Hmmmmm....those don't sound like "turrets" to me, but observation blisters.
Are there guns in them? I would doubt it, but can you tell for sure?
> The pic says 6 turrets, but I only see 4 (3). I missed the tail turret
> before. I presume the side turrets are symmetric.
>From the other typo (200 miles vs 2000) I would think that whoever wrote the
captions was not really familiar with aircraft. Therefore, they may call
observation blisters, "turrets".
> Does a turret have to have a gun?
In my experience, yes. Turrets are turnable to follow attacking aircraft:
observation blisters are not, but to the untrained eye, they could look the
same.
> There is a transparent hemisphere on
> the top of the plane, somewhat aft of amidships.
That is an observation blister for the navigator to take star and sun sights.
This indicates a long-range aircraft of some sort. Generally, short-ranged
aircraft did not need observation blisters for the navigator...at least not large
ones.
Is this a high-wing type of plane or a midwing? Is it a flying boat? Is the wing
"cranked"? I am thinking of the Martin Mars.
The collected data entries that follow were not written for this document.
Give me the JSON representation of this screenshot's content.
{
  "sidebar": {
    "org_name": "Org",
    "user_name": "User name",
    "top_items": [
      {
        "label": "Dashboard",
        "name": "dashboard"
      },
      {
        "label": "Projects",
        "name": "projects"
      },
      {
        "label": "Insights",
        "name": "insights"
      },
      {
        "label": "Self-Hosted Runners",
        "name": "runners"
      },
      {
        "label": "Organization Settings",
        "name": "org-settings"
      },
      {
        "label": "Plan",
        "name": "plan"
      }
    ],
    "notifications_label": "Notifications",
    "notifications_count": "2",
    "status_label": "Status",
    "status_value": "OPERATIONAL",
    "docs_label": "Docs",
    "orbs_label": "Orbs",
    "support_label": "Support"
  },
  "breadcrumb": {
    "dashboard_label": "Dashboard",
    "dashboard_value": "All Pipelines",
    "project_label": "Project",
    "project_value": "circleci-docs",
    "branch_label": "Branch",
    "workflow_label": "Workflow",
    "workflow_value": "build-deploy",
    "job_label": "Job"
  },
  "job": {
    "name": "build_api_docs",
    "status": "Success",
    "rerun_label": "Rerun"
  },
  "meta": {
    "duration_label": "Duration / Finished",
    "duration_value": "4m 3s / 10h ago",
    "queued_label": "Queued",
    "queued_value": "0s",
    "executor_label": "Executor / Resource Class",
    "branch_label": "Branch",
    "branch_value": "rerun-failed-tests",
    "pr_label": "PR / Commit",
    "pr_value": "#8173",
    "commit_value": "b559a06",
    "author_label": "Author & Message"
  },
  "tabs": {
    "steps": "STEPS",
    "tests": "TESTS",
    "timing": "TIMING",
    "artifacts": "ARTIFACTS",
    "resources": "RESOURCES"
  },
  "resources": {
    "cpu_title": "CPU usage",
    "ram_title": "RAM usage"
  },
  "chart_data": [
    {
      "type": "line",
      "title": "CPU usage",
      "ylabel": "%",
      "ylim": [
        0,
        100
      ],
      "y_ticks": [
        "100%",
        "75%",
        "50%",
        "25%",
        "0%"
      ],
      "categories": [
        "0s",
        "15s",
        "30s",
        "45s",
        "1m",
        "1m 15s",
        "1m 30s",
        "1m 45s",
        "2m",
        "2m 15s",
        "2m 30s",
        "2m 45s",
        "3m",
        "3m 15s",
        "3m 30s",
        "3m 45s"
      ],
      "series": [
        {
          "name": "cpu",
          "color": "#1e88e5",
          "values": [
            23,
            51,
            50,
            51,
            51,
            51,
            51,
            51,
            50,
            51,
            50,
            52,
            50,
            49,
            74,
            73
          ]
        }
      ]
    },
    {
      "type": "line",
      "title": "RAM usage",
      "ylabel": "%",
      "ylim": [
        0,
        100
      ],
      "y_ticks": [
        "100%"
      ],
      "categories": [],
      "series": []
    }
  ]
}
There were several
replacements for the PBY, some of which were fairly "rare" in that not many
were built. There were only 7 of the Martin "Mars" built. The Mars' wing was
not cranked, but it was a high-wing, single-tail, 4 engined flying boat. Quite
large.
Your description of that observation blister reminds me of something which I
cannot quite place or complete in my memory, of some sort of long-range
observation aircraft or bomber and a story by the navigator that went with it
which I read on the net some time ago.
The plane in that story was not a Mars though.